Why I Give by Nan Madding, Volunteer & GEM
To pass through mourning is to emerge into a new reality. It is a hard-won education that grief provides for us, and in this season of newness – bulbs breaking through, daylight hours returning, weddings being announced - sometimes you need a safe place to land and a gentle ear to just listen. Treasure those people who show up for you, who know mourning is not a “one and done” event.
You can love your life and your people and still feel the strange, lingering ache of loneliness in your bones. I have stood in rooms and been startled by this feeling lodged in my heart without invitation: It can be terrifying to feel the singular loneliness of feeling deeply unknown. You may feel weary of being brave, wondering what else you could have done, when will the grief subside. It’s strange how the world, your day, can feel like a minefield. No one trips over mountains - it is the small pebble that causes you to stumble.
The poverty that’s most easily forgotten but most deeply felt is the poverty of friendship. It seems like these days more than ever, we’re all just looking for safe places. We are all parched for safe people. I think about a friendship of many years. I knew when I met her we would be a safe place for one another – a “Stego”. I was welcome any way I showed up. Elated, melancholy, hysterical – needing to lay my soul bare. No judgement, always acceptance. When my fiancé died in an auto accident, I called her and she boarded a plane. One leg in a cast, using crutches, she listened to my heart for a week and walked me through things I didn’t think I could face. She remained my stego until she was no more.

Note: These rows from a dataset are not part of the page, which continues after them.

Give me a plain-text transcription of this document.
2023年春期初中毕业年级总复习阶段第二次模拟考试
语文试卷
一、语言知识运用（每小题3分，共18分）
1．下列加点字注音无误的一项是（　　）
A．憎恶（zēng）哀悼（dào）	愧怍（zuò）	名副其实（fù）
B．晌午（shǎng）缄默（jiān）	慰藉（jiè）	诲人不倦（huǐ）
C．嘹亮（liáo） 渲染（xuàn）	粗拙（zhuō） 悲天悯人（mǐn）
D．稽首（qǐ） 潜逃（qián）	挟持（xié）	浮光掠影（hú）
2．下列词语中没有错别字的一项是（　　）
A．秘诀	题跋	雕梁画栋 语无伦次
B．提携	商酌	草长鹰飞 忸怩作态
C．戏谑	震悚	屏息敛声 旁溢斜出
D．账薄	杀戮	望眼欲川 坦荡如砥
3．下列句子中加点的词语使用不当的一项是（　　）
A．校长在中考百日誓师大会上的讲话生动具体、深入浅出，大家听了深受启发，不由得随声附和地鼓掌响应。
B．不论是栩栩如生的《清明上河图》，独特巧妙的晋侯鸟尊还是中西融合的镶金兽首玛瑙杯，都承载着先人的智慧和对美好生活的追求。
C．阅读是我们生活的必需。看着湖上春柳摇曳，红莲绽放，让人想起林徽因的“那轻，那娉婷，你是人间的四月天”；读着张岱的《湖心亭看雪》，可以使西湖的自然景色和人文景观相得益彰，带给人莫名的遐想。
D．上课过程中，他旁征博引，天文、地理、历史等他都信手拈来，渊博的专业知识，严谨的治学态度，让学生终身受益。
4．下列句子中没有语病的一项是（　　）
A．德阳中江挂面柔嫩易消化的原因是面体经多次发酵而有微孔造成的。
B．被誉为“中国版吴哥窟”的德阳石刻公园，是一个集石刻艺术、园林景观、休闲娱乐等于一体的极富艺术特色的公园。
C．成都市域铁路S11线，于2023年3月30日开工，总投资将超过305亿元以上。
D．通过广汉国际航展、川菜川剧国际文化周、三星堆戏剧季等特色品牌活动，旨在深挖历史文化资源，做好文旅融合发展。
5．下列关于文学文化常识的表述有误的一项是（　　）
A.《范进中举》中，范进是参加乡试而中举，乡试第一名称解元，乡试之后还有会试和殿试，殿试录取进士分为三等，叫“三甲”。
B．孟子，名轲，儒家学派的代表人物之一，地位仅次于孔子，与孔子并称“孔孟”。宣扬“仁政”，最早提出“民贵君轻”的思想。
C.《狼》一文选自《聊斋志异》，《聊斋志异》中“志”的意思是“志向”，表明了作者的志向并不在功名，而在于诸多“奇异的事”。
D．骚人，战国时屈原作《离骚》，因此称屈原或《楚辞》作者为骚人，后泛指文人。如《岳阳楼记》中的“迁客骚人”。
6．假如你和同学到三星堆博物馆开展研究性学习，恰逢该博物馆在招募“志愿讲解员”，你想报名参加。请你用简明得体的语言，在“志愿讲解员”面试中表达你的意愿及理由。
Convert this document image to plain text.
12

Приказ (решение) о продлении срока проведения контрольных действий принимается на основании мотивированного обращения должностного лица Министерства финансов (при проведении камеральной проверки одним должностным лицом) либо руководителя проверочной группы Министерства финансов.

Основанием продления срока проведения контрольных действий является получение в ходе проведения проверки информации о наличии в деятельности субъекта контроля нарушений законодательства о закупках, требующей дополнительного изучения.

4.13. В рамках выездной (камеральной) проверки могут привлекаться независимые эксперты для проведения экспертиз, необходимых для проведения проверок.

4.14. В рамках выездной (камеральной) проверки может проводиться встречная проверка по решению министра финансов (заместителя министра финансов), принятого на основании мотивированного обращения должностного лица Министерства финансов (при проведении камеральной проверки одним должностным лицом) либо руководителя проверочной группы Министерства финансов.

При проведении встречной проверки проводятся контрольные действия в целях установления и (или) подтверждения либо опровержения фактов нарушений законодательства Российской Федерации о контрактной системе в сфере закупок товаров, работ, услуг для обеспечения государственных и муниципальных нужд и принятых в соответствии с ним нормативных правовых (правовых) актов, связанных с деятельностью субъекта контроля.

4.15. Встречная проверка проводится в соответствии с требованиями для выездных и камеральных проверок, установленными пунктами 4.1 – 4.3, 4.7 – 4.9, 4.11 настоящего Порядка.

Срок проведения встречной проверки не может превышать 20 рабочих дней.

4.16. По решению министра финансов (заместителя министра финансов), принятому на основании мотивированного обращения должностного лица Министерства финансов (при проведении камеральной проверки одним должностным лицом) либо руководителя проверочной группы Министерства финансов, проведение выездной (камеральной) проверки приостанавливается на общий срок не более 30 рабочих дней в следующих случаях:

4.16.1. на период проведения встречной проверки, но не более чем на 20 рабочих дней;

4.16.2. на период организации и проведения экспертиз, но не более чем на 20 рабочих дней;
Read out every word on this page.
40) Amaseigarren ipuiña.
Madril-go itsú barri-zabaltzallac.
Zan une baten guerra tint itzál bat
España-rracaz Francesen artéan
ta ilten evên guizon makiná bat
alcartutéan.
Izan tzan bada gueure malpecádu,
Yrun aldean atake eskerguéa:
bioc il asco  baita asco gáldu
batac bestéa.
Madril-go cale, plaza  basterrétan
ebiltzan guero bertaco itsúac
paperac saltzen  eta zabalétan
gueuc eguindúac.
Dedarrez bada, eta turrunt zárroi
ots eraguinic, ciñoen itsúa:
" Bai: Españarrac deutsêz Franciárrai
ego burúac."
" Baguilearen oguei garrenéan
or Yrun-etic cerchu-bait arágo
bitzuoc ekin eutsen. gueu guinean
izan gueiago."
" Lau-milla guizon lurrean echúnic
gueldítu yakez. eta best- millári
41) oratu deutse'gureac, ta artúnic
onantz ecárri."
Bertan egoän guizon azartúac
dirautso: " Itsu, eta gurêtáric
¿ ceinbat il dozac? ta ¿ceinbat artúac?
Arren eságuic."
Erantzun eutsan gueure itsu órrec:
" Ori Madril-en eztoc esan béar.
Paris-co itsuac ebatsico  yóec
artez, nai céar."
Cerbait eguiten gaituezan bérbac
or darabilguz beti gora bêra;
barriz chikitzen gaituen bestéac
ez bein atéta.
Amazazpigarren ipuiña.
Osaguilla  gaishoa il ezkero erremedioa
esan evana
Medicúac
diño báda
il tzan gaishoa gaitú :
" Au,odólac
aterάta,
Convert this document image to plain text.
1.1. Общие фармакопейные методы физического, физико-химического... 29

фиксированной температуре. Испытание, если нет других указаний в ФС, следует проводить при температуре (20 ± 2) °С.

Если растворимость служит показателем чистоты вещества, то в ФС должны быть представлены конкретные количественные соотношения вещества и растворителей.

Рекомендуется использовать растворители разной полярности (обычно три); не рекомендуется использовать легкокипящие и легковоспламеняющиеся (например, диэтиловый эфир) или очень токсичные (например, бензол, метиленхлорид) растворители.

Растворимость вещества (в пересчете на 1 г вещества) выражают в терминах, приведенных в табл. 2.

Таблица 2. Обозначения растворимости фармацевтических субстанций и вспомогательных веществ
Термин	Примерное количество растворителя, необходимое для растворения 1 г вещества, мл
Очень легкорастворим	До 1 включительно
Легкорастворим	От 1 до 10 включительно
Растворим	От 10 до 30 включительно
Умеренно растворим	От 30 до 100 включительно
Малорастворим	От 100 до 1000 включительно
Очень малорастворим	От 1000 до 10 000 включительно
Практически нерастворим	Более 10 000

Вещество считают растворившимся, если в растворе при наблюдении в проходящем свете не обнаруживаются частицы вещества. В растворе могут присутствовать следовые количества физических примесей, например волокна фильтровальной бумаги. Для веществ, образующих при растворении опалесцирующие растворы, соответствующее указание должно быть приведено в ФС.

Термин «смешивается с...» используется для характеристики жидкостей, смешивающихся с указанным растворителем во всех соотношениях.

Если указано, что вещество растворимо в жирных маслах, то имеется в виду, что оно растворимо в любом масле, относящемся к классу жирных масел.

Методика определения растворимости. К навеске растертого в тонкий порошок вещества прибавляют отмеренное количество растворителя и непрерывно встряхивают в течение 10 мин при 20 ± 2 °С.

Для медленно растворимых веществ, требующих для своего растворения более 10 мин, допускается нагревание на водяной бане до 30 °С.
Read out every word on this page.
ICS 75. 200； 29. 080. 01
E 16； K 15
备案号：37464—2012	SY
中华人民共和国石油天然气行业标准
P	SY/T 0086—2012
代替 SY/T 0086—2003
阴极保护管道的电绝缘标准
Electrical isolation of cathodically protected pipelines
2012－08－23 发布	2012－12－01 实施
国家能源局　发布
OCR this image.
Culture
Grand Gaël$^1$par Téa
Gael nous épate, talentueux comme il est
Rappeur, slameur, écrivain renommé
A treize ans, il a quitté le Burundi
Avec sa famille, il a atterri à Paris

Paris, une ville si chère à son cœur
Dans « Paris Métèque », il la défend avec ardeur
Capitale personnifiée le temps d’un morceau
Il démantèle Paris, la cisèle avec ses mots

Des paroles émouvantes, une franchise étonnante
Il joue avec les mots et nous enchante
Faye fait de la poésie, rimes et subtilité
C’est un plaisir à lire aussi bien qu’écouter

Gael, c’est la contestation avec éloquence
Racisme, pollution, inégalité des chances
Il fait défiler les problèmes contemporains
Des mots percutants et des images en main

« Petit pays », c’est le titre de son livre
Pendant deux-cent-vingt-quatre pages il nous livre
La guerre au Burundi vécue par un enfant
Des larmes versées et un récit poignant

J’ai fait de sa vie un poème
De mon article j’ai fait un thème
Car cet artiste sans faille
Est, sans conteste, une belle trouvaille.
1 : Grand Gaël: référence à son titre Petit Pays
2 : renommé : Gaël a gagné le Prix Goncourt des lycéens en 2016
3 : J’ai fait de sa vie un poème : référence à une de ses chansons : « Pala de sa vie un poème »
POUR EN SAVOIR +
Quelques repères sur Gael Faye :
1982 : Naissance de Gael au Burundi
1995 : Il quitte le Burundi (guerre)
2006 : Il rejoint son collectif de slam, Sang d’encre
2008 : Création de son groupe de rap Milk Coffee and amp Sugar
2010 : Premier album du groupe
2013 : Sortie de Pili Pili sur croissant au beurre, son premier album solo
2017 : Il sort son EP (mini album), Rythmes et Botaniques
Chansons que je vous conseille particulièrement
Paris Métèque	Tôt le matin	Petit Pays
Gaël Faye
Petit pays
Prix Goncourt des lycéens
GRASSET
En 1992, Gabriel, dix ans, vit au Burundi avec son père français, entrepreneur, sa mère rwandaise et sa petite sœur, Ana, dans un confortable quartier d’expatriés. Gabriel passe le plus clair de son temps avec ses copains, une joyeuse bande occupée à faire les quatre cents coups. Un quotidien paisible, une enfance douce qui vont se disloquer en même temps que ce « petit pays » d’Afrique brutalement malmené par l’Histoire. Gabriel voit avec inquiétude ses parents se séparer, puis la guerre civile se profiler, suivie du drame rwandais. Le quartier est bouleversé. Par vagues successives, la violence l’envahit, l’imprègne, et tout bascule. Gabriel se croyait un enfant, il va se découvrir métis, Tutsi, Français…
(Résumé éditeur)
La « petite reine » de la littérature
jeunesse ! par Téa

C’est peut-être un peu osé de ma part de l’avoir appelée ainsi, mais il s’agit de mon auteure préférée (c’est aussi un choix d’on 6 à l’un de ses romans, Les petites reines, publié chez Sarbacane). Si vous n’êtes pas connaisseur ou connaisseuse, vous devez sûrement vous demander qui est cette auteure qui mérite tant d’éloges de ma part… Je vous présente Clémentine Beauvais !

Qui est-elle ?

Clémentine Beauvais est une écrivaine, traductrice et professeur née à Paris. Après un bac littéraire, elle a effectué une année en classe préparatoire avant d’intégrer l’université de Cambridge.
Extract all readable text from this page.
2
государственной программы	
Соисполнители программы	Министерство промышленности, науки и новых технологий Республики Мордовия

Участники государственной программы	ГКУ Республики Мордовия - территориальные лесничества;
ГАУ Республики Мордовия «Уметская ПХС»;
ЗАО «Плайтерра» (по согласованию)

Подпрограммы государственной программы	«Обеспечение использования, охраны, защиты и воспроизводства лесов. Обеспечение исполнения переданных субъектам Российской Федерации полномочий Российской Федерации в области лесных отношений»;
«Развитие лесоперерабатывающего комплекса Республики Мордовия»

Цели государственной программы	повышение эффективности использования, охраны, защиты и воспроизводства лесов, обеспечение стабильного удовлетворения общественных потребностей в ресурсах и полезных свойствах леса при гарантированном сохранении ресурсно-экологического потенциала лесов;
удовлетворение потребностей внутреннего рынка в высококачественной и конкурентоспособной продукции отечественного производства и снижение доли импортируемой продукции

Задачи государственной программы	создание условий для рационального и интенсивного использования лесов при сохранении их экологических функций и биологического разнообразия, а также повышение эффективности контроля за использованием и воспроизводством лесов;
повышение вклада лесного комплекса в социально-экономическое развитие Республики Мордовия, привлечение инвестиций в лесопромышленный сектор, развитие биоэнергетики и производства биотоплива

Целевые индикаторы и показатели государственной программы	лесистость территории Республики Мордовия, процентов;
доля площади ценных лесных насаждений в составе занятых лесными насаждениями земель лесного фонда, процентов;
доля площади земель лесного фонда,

Stego – shorthand for “I’ll be your safe place.” It is a Greek word that comes from that verse “Love bears all things.” Love stegos all things. Stego literally means a thatch roof. Love bears all things like a roof bears the wind and sun and rain. Love is a roof. Stego – it’s shorthand for I’ll be like a roof, like a home to you. I’ll be a safe place when you feel you have no place. The world may feel broken and the headlines may feel loud, but there are people who stop the winds, who are a roof, who are stegos in the storms.